Facebook n’a pas été victime d’un piratage, mais d’un vol ou d’une utilisation frauduleuse qui revient au même pour les victimes : les profils de 50 millions d’utilisateurs du réseau social ont été exploités en toute illégalité.

Dans un communiqué, Facebook accuse la société Cambridge Analytica et sa maison mère Strategic Communication Laboratories d’avoir exploité ces données à des fins politiques.

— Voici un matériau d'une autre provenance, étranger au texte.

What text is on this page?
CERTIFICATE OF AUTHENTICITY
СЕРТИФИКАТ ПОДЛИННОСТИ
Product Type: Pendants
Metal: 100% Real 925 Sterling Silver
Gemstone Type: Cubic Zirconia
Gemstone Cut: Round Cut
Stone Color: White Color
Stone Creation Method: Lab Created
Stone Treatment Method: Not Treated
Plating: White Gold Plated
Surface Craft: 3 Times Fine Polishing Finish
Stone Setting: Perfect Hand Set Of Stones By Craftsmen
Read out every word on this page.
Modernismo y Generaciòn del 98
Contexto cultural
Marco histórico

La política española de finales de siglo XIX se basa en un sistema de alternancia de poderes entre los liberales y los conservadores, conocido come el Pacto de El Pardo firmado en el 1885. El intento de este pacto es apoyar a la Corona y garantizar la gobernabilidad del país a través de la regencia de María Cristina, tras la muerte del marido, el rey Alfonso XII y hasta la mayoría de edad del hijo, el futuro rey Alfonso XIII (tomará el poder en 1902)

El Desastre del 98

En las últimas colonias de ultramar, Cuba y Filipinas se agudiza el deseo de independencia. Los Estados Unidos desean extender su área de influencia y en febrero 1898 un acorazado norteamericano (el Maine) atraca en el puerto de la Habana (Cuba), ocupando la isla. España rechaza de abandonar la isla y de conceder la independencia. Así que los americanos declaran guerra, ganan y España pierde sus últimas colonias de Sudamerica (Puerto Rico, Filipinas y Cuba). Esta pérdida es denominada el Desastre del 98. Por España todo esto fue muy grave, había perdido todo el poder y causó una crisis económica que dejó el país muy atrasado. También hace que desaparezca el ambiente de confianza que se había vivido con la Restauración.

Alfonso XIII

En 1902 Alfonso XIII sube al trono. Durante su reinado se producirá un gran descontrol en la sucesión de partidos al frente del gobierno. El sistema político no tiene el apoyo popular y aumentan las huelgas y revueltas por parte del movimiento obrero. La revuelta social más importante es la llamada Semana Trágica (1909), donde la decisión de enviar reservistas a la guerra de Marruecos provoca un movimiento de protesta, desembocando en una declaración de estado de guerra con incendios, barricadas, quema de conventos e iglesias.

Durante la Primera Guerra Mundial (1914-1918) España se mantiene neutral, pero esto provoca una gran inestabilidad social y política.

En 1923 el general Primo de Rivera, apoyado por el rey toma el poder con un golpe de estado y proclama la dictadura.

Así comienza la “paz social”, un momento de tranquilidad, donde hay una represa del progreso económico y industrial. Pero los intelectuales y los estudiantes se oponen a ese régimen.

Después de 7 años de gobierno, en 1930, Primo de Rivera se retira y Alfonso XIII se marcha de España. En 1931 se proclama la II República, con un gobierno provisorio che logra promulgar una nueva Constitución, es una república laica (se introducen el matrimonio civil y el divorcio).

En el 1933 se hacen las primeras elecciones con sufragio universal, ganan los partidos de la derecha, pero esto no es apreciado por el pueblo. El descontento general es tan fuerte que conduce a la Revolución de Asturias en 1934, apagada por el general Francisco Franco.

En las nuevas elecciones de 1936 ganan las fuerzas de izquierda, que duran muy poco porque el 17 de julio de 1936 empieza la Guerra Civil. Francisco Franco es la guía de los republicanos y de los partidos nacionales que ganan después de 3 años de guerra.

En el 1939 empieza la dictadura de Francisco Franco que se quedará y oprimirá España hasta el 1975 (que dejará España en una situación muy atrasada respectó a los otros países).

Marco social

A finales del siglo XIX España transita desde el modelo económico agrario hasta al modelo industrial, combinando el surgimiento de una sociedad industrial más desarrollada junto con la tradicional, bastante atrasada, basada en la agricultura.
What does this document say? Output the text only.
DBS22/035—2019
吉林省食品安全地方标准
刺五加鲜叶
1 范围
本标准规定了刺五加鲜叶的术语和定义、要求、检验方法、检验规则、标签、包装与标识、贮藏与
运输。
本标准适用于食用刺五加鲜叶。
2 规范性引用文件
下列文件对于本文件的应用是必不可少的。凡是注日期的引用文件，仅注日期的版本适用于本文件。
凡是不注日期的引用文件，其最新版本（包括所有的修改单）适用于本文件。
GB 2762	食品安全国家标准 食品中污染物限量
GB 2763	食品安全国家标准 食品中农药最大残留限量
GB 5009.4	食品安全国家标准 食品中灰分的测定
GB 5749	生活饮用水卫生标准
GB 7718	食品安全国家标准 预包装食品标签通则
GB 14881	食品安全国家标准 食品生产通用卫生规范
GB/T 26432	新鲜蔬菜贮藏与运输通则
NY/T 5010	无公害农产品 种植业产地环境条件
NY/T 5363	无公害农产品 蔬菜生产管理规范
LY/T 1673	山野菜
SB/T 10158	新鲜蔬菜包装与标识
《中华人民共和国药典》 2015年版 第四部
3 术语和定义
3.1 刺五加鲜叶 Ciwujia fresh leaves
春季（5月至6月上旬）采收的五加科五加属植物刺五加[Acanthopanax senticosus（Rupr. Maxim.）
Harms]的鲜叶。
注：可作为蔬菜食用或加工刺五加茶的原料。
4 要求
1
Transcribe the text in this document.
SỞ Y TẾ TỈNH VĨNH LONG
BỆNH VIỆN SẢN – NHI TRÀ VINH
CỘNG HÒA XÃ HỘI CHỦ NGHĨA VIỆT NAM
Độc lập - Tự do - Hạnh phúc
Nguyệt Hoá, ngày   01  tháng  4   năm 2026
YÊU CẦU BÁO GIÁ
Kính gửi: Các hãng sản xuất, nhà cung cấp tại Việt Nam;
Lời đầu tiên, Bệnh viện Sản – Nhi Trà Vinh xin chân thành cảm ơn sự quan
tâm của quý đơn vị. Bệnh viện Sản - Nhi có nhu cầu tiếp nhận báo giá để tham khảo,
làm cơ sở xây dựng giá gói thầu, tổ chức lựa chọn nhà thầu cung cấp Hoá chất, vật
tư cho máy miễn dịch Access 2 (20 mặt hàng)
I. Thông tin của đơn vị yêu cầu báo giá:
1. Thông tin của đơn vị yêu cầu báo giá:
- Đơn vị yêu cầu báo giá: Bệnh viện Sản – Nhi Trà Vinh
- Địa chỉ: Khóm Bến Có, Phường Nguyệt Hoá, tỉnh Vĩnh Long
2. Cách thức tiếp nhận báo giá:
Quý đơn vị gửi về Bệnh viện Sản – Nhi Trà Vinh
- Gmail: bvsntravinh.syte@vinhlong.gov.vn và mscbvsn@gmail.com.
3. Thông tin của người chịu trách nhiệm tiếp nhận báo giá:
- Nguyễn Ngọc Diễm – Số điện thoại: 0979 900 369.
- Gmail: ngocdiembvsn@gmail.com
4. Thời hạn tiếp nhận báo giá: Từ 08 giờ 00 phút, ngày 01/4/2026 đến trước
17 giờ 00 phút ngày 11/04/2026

En avril 2015, Aleksandr Kogan, un conférencier du département de psychologie de l’Université de Cambridge (Royaume-Uni) a publié une application appelée thisisyourdigitallife, la caractérisant comme une application de recherche utilisée par des psychologues.

Près de 270 000 personnes l’ont téléchargée, en donnant tacitement leur consentement pour l’accès aux données personnelles de leur profil, et – comment est-ce légal dans la plupart des pays – en consentant à l’accès à un nombre limité d’informations sur leurs amis.

Sans une option de confidentialité l’interdisant, les données des amis étaient siphonnées. C’est ainsi qu’avec 270 000 consentements, Kogan se retrouve avec les données personnelles de 50 millions d’utilisateurs de Facebook…

Par la suite, Kogan a vendu ces informations à Cambridge Analytica pour un million de livres sterling, environ 1,1 million d’euros, par le biais de sa société Global Science Research Ltd, une entreprise dissoute depuis, sans avoir de licence commerciale sur les données.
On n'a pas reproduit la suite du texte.